DEAR SIR: I wrote to Patty [Mrs. Jefferson] on my arrival here, and there being then nothing new in the political way, I inclosed her letter under a blank cover to you. Since that we have received from England news of much importance, which coming through many channels we believe may be confidently relied on. Both the ministerial and provincial accounts of the battle of Bunker's Hill had got to England. The ministry were determined to push the war with vigor, a measure in which they were fixed by the defeat of the Spaniards by the Moors. Ninety brass cannon were embarked from the Tower, and may be hourly expected either at N. York or Boston. Two thousand troops were to sail from Ireland about the 25th Sept.; these we have reason to believe are destined for N. York. Commodore Shuldam was to sail about the same time with a great number of frigates and small vessels of war, to be distributed among the middle colonies. He comes at the express and earnest intercessions of Ld. Dunmore, and the plan is to lay waste all the plantations on our river sides. Of this we gave immediate notice to our Committee of Safety


by an express whom we dispatched hence last Friday, that if any defence could be provided on the rivers by fortifications or small vessels it might be done immediately. In the spring, 10,000 men more are to come over. They are to be procured by taking away two-thirds of the garrison at Gibraltar (who are to be replaced by some Hessians), by 2,000 Highlanders and 5,000 Roman Catholics, whom they propose to raise in Ireland. Instead of the Roman Catholics, however, some of our accounts say foreigners are to be sent. Their plan is this. They are to take possession of New York and Albany, keeping up a communication between them by means of their vessels. Between Albany and St. John's, they propose also to keep open the communication, and again between St. John's, Quebec, and Boston. By this means they expect Gage, Tryon, and Carleton may distress us on every side, acting in concert with one another. By means of Hudson's River, they expect to cut off all correspondence between the northern and southern rivers. Gage was appointed Governor-General of all America; but Sir Jeffery Amherst consented afterwards to come over, so that Gage is to be recalled; but it is believed Amherst will not come till the spring; in the meantime Howe will have the command. The cooperation of the Canadians is taken for granted in all the ministerial schemes. We hope, therefore, they will all be dislocated by the events in that quarter. For an account of these I must refer you to Patty. My warmest affections attend Mrs. Eppes. Adieu.
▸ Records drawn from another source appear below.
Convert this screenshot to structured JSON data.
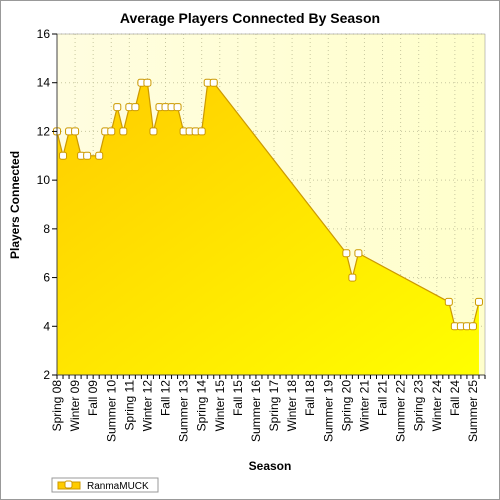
{
  "colors": {
    "plot_bg_left": "#fffde0",
    "plot_bg_right": "#ffffcc",
    "fill_top": "#ffcc00",
    "fill_bottom": "#ffff00",
    "line": "#cc9900",
    "marker_fill": "#ffffff",
    "grid": "#c8c8a0"
  },
  "legend": {
    "series_label": "RanmaMUCK"
  },
  "chart_data": {
    "type": "area",
    "title": "Average Players Connected By Season",
    "xlabel": "Season",
    "ylabel": "Players Connected",
    "ylim": [
      2,
      16
    ],
    "yticks": [
      2,
      4,
      6,
      8,
      10,
      12,
      14,
      16
    ],
    "xlim": [
      0,
      71
    ],
    "grid": true,
    "legend_position": "bottom-left",
    "xtick_labels": [
      {
        "x": 0,
        "label": "Spring 08"
      },
      {
        "x": 3,
        "label": "Winter 09"
      },
      {
        "x": 6,
        "label": "Fall 09"
      },
      {
        "x": 9,
        "label": "Summer 10"
      },
      {
        "x": 12,
        "label": "Spring 11"
      },
      {
        "x": 15,
        "label": "Winter 12"
      },
      {
        "x": 18,
        "label": "Fall 12"
      },
      {
        "x": 21,
        "label": "Summer 13"
      },
      {
        "x": 24,
        "label": "Spring 14"
      },
      {
        "x": 27,
        "label": "Winter 15"
      },
      {
        "x": 30,
        "label": "Fall 15"
      },
      {
        "x": 33,
        "label": "Summer 16"
      },
      {
        "x": 36,
        "label": "Spring 17"
      },
      {
        "x": 39,
        "label": "Winter 18"
      },
      {
        "x": 42,
        "label": "Fall 18"
      },
      {
        "x": 45,
        "label": "Summer 19"
      },
      {
        "x": 48,
        "label": "Spring 20"
      },
      {
        "x": 51,
        "label": "Winter 21"
      },
      {
        "x": 54,
        "label": "Fall 21"
      },
      {
        "x": 57,
        "label": "Summer 22"
      },
      {
        "x": 60,
        "label": "Spring 23"
      },
      {
        "x": 63,
        "label": "Winter 24"
      },
      {
        "x": 66,
        "label": "Fall 24"
      },
      {
        "x": 69,
        "label": "Summer 25"
      }
    ],
    "series": [
      {
        "name": "RanmaMUCK",
        "points": [
          {
            "x": 0,
            "y": 12
          },
          {
            "x": 1,
            "y": 11
          },
          {
            "x": 2,
            "y": 12
          },
          {
            "x": 3,
            "y": 12
          },
          {
            "x": 4,
            "y": 11
          },
          {
            "x": 5,
            "y": 11
          },
          {
            "x": 7,
            "y": 11
          },
          {
            "x": 8,
            "y": 12
          },
          {
            "x": 9,
            "y": 12
          },
          {
            "x": 10,
            "y": 13
          },
          {
            "x": 11,
            "y": 12
          },
          {
            "x": 12,
            "y": 13
          },
          {
            "x": 13,
            "y": 13
          },
          {
            "x": 14,
            "y": 14
          },
          {
            "x": 15,
            "y": 14
          },
          {
            "x": 16,
            "y": 12
          },
          {
            "x": 17,
            "y": 13
          },
          {
            "x": 18,
            "y": 13
          },
          {
            "x": 19,
            "y": 13
          },
          {
            "x": 20,
            "y": 13
          },
          {
            "x": 21,
            "y": 12
          },
          {
            "x": 22,
            "y": 12
          },
          {
            "x": 23,
            "y": 12
          },
          {
            "x": 24,
            "y": 12
          },
          {
            "x": 25,
            "y": 14
          },
          {
            "x": 26,
            "y": 14
          },
          {
            "x": 48,
            "y": 7
          },
          {
            "x": 49,
            "y": 6
          },
          {
            "x": 50,
            "y": 7
          },
          {
            "x": 65,
            "y": 5
          },
          {
            "x": 66,
            "y": 4
          },
          {
            "x": 67,
            "y": 4
          },
          {
            "x": 68,
            "y": 4
          },
          {
            "x": 69,
            "y": 4
          },
          {
            "x": 70,
            "y": 5
          }
        ]
      }
    ]
  }
}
MR. FRANCIS EPPES, in Charles City County, Virginia.
To be sent by the Williamsburgh post.

PHILADELPHIA, Oct. 24, 1775.

DEAR SIR: Since my last, we have nothing new from England or from the camps at either Cambridge or St. John's. Our eyes are turned to the latter place with no little anxiety, the weather having been uncommonly bad for troops in that quarter, exposed to the inclemencies of the sky without any protection. Carleton is retired to Quebec, and though it does not appear he has any intimation of Arnold's expedition, yet we hear he has embodied 1,100 men to be on his guard. A small vessel was the other day cast away on the Jersey shore (she was one of the transports which had some time ago brought over troops to Boston), on board of which were a captain, with his subordinate officers and marines, amounting to 23 in all, and also a Duncan Campbell, who was going to recruit men at New York for General Gage, he having some time before undertaken the same business in the same place, and actually carried off 60 men. The marines and their officers were all taken immediately, except their captain and the recruiting gentleman; these pushed off in a little boat, and coasted it to Long Island, where they got on board a sloop which was to have sailed in an hour, when the party sent after them came upon them. They were brought to this city this morning, the marines having been here some time. Our good old Speaker died the night before last. For the particulars of that melancholy event I must refer you to Patty. My affections attend Mrs. Eppes. Adieu.


At the Forest, in Charles City County, Virginia.